2 Earth-size planets spotted around distant star, boosting chances of finding life
2011-12-22 0:00

By Malcolm Ritter | YahooNews.ca


Scientists have found two Earth-sized planets orbiting a star outside the solar system, an encouraging sign for prospects of finding life elsewhere.


This illustration provided by the Harvard-Smithsonian Center for Astrophysics shows artist’s renderings of planets Kepler-20e and Kepler-20f compared with Venus and the Earth. They’re the smallest planets found so far outside the solar system. Scientists are seeking Earth-sized planets as potential homes for extraterrestrial life, said Fressin, who reports the new findings in a paper published online Tuesday, Dec. 30, 2011 by the journal Nature. (AP Photo/Harvard-Smithsonian Center for Astrophysics)

The discovery shows that such planets exist and that they can be detected by the Kepler spacecraft, said Francois Fressin of the Harvard-Smithsonian Center for Astrophysics in Cambridge, Massachusetts. They’re the smallest planets found so far that orbit a star resembling our sun.

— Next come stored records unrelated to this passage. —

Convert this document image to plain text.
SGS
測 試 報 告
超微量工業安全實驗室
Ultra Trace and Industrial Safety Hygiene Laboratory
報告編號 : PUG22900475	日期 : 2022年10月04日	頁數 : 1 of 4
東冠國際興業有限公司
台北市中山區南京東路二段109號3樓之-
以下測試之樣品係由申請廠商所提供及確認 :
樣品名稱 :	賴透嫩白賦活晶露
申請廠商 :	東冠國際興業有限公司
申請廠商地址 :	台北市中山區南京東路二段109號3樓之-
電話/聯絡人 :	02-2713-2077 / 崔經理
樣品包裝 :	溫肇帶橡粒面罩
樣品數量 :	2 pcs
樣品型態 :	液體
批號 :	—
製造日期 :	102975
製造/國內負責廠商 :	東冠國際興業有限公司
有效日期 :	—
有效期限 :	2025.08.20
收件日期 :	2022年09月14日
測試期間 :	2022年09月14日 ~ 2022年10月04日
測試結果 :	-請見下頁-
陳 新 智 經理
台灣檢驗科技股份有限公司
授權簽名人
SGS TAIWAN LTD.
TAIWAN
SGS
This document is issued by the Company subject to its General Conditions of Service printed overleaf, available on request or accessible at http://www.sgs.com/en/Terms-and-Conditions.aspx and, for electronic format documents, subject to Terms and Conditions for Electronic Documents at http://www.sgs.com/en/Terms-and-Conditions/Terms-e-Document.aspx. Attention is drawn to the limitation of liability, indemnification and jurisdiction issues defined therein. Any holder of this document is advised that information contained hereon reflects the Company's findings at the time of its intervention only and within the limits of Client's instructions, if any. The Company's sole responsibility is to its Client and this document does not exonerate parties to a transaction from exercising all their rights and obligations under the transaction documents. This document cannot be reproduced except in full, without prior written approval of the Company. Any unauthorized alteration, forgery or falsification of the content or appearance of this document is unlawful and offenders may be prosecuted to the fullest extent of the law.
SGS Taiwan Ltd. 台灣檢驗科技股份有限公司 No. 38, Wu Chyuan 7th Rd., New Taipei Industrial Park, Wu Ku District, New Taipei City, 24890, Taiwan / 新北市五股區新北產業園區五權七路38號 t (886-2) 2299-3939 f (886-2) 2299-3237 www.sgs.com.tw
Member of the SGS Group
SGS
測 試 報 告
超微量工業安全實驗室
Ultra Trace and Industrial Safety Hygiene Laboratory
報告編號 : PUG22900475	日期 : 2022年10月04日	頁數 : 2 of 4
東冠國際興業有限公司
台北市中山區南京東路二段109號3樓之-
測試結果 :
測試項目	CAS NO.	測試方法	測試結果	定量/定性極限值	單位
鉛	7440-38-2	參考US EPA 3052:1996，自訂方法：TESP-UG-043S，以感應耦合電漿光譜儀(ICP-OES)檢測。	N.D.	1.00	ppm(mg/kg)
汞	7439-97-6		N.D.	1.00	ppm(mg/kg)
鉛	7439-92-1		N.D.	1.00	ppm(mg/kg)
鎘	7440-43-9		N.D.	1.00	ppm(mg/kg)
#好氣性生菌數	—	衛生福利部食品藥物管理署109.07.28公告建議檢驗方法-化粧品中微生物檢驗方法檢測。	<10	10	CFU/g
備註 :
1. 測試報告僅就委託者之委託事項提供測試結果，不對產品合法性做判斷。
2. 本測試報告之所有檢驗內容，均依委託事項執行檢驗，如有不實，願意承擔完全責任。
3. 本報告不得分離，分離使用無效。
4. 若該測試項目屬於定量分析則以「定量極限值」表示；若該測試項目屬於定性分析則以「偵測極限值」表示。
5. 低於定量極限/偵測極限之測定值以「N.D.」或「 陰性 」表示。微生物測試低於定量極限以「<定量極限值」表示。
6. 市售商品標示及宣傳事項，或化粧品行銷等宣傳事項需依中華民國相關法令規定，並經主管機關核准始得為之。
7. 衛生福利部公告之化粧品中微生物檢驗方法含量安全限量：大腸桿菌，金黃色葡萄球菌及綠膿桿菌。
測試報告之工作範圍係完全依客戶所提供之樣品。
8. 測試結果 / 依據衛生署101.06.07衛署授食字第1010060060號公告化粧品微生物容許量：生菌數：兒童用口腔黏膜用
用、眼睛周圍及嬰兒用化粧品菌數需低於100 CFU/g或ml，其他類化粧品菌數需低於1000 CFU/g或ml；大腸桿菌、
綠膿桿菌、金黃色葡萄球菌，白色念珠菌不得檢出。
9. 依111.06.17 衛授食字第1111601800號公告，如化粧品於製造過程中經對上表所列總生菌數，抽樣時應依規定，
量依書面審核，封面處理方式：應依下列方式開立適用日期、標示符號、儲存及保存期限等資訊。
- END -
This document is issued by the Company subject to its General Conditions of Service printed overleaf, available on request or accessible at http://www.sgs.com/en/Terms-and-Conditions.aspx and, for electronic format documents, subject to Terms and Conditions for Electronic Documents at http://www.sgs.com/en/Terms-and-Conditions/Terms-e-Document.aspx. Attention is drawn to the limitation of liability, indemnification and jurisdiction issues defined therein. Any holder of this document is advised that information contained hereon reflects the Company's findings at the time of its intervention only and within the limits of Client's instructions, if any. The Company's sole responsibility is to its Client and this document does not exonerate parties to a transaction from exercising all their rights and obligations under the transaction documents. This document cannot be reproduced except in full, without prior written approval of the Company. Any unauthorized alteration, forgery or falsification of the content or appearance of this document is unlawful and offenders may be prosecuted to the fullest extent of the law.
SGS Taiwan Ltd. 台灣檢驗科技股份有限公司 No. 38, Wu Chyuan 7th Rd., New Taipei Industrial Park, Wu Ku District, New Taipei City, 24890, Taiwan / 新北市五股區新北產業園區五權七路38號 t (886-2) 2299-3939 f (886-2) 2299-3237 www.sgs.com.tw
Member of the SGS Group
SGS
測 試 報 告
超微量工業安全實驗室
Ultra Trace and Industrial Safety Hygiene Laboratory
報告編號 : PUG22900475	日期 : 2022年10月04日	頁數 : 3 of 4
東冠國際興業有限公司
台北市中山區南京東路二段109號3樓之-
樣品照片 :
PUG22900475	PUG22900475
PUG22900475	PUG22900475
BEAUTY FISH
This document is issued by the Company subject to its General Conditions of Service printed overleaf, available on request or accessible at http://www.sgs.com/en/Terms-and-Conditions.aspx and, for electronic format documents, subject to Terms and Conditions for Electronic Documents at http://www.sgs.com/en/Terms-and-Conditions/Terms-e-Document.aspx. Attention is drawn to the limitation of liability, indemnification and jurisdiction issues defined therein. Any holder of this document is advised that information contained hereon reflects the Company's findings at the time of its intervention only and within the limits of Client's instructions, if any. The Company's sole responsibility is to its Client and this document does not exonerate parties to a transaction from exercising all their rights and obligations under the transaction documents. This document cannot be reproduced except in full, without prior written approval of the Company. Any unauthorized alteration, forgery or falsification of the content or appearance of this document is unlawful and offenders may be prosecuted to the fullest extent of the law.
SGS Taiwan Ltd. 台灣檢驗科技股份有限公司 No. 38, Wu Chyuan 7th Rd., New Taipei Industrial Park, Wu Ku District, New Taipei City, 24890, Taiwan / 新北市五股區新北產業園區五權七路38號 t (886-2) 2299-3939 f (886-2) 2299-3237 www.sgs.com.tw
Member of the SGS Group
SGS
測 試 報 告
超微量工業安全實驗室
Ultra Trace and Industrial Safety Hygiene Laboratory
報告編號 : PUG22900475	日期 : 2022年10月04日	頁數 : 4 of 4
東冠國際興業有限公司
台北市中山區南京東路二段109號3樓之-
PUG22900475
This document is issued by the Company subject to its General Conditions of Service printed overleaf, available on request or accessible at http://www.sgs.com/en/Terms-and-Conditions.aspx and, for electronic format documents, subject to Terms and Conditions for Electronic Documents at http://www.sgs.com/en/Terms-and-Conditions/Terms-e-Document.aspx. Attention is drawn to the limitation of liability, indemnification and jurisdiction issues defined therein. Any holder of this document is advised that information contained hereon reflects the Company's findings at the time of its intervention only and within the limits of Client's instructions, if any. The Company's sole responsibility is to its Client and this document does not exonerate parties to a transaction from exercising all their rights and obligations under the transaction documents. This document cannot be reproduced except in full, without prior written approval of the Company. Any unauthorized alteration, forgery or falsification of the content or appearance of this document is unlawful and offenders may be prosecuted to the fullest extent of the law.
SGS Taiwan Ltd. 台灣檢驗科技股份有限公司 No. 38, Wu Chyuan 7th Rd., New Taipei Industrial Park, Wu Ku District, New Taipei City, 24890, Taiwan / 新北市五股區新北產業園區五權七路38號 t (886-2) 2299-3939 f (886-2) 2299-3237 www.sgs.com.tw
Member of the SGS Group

Scientists are seeking Earth-sized planets as potential homes for extraterrestrial life, said Fressin, who reports the new findings in a paper published online Tuesday by the journal Nature. One planet’s diameter is only 3 per cent larger than Earth’s, while the other’s diameter is about nine-tenths that of Earth. They appear to be rocky, like our planet.


Video from: YouTube.com

But they are too hot to contain life as we know it, with calculated temperatures of about 1,400 degrees and 800 degrees Fahrenheit (760 Celsius and 425 Celsius), he said.

Any life found on another plant may not be intelligent; it could be bacteria or mould or some completely unknown form.

Since it was launched in 2009, NASA’s planet-hunting Kepler telescope has found evidence of dozens of possible Earth-sized planets. But Fressin’s report is the first to provide confirmation, said Alan Boss of the Carnegie Institution for Science in Washington. He’s a member of the Kepler science team but not an author of the paper.

The researchers ruled out a possible alternative explanation for the signals that initially indicated the planets were orbiting the star Kepler-20. The star is 950 light-years from Earth in the direction of the constellation Lyra.

The planets, called Kepler-20e and Kepler-20f, are part of a five-planet system around the star, and their location challenges current understanding of how planets form, scientists said. In our own solar system, the small rocky planets are closest to the sun, while gaseous giants are on the periphery. But the five-planet system has no such dividing line; big and small planets alternate as one moves away from the star.